Every now and then it comes back to haunt him. “I still have sadness,” he insists. “I still have pain. I can’t stop my parents from waging, I can’t stop my relationships from failing if I don’t show up. There’s just no magic button, even if I got all the dreams.”

What does help is storytelling, which is critical to Carpenter’s creative wellbeing. So much that, more frequently than not, his songwriting process will begin with a couple of lyrics, as opposed to a melody or bits of instrumentation.

Refreshingly, nothing is absolute in Carpenter’s lyrical universe, though it’s as if the idea of how a genre ought to be used gets a thorough shake up, is forever reinvented. “I think my pitch is soul songs for indie queer kids or country music for city kids. Lyrics are usually the first thing I think about, so I’m always trying to put storytelling elements in there.”

The appeal of words or literature is clearly trackable. As a young person in Atlanta the attraction to hip hop culture was there from early on, and his brother was heavily into Tupac Shakur and Biggie Smalls. Later it was signing up for an English literature class at high school that helped develop some of the core creative tools.   

“I could read a beautiful short story and appreciate how words were used. But then I was going home, and I was listening to Radiohead and early Kanye. I was reading lyrics and got into indie rock bands like The Shins.”

It was during his first semester of college, when he took a poetry class that a life changing event happened. The teacher was a poet, who loved hip hop. He began giving away books of poetry, making poetry available for the students. “We started analysing lyrics, even corny pop. He would bring in Drake, because he was trying to get the kids involved. He would say things like ‘whatever you guys like bringing in we’ll dissect’.“

Of course, this has led to a way of simply loving words. At times it involves listening to the new Kendrick Lamar album. At another junction, it will be listening to the latest from Tyler, The Creator. “It will mainly be to hear what they’re thinking about. I totally get the connection to rap and hip-hop, they work for me, a lot of the rappers are magnificent lyricists.”

Now that he has established his own individual, organic way of writing lyrics and music, it stands in some contrast to the more popular, commercial way of working with songwriting, he finds. He has experiences of writing in cities like Nashville, New York and London with professional songwriters and producers, sessions during which the aim is to write songs quickly, on the spot. Churn them out.
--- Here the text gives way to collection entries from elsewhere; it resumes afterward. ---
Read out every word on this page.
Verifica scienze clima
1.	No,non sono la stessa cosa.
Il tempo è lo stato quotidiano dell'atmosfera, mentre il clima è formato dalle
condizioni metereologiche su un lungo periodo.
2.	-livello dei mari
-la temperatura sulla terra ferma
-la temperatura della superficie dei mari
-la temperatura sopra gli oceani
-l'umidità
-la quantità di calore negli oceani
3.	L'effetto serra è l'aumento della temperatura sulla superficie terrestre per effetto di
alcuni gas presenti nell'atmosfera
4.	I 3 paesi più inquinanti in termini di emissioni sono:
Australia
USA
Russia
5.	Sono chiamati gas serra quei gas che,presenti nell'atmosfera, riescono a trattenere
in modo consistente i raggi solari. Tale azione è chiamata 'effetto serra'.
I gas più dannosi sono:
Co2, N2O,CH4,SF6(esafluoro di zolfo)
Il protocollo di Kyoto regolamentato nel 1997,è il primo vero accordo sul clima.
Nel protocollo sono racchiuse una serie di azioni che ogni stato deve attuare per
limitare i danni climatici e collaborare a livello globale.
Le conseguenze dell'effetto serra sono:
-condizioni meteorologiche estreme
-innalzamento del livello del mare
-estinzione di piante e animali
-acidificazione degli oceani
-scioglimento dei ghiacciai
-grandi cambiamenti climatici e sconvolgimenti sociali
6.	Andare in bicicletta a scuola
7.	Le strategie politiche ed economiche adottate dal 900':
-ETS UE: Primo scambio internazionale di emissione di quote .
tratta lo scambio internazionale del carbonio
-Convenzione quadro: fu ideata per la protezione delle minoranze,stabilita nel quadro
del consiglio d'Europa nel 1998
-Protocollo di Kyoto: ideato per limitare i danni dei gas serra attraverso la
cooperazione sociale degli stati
“The goal is to crank out a song in an afternoon. It’s not my favourite way to do it. There’s a couple of them on the record that were written like that, but generally the lyrics are something I take so seriously, that I sometimes feel I need to walk away. We’ll start the music, maybe there’s a couple chords going, there’s a tempo, a groove. I’ll go out of the room to write the words.” 

The favourite way is to write the words as prose first before sitting down, start writing the music and see what can match. The words are what he doesn’t want to give away, the part that he enjoys most. Making sure that the phrase is in the cadence, and having the essence of a couple consonants placed. Sometimes, if the phrases are written first, the words, the syllables will inform the melody. It’s an art.

Nick Carpenter is no longer at the start of his journey. There is plenty of life experience and knowledge about who he is, what he wants to achieve. It’s a rich tapestry he can continue to build on, it makes him who is. Looking to the future, this awareness is invaluable.